Столько времени проплавав в море ускользающих мыслей, он наконец поймал одну, поставил на якорь, и она дышала запахом далей, водорослей, улыбок.
Он вздрогнул, вернувшись в настоящее. Сегодня, теперь, сейчас, была премьера ее новой ленты. Перед глазами, так близко, что контуры расплывались, не попадая в фокус, возникли плакаты, рекламы, светящиеся буквы. Его Звезда — скандинавская, полярная — должна была снова явить свои приключения, позы и взоры.
Молот радости застучал в его груди, а в комнате воцарилась та полная пустота, которая бывает в дни свиданий.
Он посмотрел на часы. Всегда спокойные и точные, сегодня они ошибались, пульс их участился. Пришлось поминутно сверять время по огромным часам суток, чья ускользающая скорость сильно мешала ему.
Он взглянул снова. И еще раз. (Как идилллически прекрасны и взгляд его, и часы!) Секунды мурашками щекотали душу, он часто моргал.
Море на карте затопило алые страны; книги, тихо позвякивая, отряхали крылышки.
Он нарисовал улитку, пружину, несущуюся вдаль. Левая рука, до той поры лежавшая недвижно, как пресс-папье, ожила и, жадно шевеля всеми суставами пальцев, потянулась к другому краю стола, а потом предалась несказанному наслаждению, ощупывая пленку — срезанный завиток, изогнутый кусочек целлулоида, испещренный по краю дырочками, словно телеграмма.
Он встал (у кресла, ломило спину; пленка подрагивала, как струйка крови) и подошел к окну, чтобы посмотреть на просвет крупный план Звезды, упиваясь оттенками едва заметной, микроскопической улыбки.
Кадрик выпал из рук и, кружась, опустился на пол. (В глазах неподвижно застыл индустриальный пейзаж.)
Как радовался он в дни премьер, в дни новой встречи!
Он вынул из бумажника билет, зеленый прямоугольник, купленный накануне, подержал в дрожащих пальцах (такой-то ряд, такое-то место) и снова положил в карман.

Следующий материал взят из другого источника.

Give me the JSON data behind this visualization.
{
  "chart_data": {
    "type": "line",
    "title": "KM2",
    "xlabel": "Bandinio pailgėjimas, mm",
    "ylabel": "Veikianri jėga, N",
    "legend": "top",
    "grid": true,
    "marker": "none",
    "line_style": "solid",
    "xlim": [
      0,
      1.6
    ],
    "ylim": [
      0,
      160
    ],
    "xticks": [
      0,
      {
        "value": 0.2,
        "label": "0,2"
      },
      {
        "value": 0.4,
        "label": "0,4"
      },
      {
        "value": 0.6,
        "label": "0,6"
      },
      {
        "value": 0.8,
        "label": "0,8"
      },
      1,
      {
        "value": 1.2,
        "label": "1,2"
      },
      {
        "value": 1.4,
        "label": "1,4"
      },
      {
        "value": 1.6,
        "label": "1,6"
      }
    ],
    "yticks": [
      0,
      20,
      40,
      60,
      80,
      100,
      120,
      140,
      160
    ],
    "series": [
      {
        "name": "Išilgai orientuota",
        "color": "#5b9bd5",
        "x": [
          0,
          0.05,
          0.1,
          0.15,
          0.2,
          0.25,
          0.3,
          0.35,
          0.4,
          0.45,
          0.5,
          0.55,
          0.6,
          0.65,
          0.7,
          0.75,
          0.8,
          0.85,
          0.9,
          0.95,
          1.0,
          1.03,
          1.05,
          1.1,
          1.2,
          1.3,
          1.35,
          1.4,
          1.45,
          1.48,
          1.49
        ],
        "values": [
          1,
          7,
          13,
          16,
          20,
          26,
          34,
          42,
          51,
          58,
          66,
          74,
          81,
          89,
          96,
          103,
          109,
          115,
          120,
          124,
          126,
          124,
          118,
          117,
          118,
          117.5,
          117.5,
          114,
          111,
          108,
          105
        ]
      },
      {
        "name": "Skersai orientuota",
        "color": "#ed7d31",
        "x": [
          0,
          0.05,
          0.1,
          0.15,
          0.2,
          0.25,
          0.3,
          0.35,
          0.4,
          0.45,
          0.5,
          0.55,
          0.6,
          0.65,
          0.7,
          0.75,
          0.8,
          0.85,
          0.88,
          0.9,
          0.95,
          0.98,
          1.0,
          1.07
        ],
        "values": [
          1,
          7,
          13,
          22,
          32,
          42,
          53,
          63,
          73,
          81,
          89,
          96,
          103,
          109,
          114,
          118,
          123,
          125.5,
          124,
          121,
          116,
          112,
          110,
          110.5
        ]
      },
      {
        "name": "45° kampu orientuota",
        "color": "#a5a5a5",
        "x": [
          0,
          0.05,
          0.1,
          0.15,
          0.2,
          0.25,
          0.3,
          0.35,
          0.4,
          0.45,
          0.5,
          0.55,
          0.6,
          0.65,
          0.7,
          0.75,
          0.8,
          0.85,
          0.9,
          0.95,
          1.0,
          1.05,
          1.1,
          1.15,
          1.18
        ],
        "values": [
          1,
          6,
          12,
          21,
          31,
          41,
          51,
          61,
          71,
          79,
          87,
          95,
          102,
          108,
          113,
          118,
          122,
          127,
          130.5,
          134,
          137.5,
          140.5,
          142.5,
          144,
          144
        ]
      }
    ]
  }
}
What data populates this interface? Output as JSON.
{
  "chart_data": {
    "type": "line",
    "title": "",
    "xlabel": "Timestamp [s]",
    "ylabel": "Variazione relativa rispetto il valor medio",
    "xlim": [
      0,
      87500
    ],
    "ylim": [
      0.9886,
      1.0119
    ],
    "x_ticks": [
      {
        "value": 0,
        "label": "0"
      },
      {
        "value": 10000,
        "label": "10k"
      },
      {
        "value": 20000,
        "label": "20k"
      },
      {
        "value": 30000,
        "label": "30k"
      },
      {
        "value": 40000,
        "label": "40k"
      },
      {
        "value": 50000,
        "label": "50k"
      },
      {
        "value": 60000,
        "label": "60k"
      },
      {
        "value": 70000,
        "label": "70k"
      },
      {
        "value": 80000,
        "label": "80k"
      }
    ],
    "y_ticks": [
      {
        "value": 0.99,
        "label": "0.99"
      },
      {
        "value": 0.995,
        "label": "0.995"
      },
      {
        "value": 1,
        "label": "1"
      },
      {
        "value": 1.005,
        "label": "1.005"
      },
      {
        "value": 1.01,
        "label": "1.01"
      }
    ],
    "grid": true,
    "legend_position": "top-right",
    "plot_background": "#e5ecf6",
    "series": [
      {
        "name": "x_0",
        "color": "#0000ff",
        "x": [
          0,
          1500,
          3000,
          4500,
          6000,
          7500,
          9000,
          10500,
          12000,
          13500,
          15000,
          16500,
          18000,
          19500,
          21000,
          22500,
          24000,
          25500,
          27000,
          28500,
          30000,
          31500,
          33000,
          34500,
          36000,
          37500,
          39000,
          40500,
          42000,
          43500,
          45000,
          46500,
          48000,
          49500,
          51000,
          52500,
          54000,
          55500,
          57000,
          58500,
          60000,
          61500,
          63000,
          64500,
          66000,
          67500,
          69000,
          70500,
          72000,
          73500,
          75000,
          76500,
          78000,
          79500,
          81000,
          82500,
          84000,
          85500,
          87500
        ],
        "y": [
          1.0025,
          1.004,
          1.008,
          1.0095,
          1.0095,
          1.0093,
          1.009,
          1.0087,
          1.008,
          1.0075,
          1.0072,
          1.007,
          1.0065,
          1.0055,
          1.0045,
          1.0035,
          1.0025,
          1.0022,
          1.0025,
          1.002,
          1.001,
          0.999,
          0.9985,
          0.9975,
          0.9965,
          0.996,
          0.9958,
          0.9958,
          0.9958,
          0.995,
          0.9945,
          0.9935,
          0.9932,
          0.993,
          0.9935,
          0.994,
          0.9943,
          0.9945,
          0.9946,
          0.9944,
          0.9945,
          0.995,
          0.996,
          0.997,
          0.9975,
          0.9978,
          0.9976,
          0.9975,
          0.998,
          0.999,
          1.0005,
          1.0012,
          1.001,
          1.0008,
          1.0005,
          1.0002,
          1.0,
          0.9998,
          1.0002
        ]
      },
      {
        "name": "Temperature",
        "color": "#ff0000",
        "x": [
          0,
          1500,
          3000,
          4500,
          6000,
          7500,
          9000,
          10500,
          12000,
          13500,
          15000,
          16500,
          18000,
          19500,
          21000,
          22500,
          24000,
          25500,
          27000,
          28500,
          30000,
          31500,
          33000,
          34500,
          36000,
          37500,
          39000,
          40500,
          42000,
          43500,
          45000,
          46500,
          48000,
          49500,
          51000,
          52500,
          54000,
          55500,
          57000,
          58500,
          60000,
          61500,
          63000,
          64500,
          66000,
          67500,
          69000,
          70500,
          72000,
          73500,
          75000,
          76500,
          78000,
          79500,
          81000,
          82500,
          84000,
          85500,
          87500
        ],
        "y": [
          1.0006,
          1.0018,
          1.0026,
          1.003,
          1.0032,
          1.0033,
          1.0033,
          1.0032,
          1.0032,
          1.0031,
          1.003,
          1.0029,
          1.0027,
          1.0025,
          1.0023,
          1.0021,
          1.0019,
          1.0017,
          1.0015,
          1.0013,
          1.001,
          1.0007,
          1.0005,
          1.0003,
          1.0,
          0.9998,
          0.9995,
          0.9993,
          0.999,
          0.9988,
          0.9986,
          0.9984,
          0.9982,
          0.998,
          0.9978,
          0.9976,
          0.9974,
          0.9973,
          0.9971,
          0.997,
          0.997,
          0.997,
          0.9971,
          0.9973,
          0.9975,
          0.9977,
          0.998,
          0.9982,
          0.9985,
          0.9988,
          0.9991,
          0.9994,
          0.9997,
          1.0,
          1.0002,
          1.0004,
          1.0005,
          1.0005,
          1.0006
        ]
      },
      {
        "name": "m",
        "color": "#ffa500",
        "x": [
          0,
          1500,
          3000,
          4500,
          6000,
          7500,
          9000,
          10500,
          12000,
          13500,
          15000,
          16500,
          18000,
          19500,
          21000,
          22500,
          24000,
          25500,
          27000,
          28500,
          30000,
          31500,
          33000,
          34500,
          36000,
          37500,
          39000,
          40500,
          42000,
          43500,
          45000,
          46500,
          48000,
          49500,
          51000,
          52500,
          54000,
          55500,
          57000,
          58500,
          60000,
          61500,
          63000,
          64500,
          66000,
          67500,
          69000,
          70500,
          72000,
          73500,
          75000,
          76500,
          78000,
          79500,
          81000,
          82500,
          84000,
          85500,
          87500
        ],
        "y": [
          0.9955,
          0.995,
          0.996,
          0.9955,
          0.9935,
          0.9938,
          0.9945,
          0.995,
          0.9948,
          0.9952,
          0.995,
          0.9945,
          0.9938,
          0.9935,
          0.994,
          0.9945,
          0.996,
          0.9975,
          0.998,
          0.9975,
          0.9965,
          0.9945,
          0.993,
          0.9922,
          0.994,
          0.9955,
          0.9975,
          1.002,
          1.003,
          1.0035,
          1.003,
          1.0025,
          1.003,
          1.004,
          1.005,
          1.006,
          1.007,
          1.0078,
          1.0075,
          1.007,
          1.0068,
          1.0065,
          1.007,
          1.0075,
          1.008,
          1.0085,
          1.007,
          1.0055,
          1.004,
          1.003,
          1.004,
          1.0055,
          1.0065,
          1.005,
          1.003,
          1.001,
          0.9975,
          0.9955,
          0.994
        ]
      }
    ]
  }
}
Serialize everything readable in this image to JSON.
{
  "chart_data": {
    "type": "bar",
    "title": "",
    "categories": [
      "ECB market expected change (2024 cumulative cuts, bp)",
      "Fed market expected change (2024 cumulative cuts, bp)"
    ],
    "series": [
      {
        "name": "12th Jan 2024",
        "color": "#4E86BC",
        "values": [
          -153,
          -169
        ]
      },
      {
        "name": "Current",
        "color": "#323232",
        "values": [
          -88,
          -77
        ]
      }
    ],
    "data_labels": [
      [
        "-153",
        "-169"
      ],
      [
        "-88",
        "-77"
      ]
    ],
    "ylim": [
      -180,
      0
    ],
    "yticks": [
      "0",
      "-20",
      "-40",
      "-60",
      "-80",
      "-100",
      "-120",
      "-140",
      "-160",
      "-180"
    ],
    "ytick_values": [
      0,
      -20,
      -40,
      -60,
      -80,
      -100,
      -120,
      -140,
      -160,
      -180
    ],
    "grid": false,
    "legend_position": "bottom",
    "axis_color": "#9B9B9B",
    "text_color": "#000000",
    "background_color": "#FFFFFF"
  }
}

IIМедленно, окольными путями, он приближался к афишам. Двухцветные киноафиши тревожили его, как ширма. Кроме того, они грубо предвещали — нет, искажали облик Звезды, и этого вынести он не мог.
Зато светящиеся рекламы, синие и серебристые, воссоздавали ее движения, ее неповторимость и радость. Вспыхивали они внезапно, как ее улыбка, исчезали нежданно, как она сама.
Прежде чем войти, он подождал, как обычно, чтобы погасили свет, а по экрану пронесся международный ветер надписей. Так бросался он в море любви, куда неслись реки с запада и востока, с севера и с юга.
Яхты — легкие перья — четко чертили штрихи над стаями лодок. Кружили юркие миноносцы с номером, прикованным к борту. На крейсер шли матросы; снежный пейзаж напоминал о женских плечах. (Вихрем пронеслась пара конькобежцев, руки сплетены, ноги — врозь.)
Хроника кончилась, дали свет.
Заскользили заглавия ленты, где играла его Звезда.
Когда окно экрана озарила заря и Утренняя Звезда воссияла в одеждах света, влюбленный содрогнулся от счастья до самых своих глубин, ему сдавило грудь, а душу затопило трудное чувство нездешнего и недостижимого.
О Полярная Звезда кинематографа, немыслимая краса, как ты далека и как много твоих изображений! Твоя немая песнь в бесчисленных залах влечет к берегам экрана восторженный прибой джазовых звуков, а голубые отблески глаз, нежно глядящих то вправо, то влево, завораживают влюбленную душу. Герой наш себя не помнил, стараясь поймать острие разящего взгляда, а поймав, растворялся в блаженном небытии.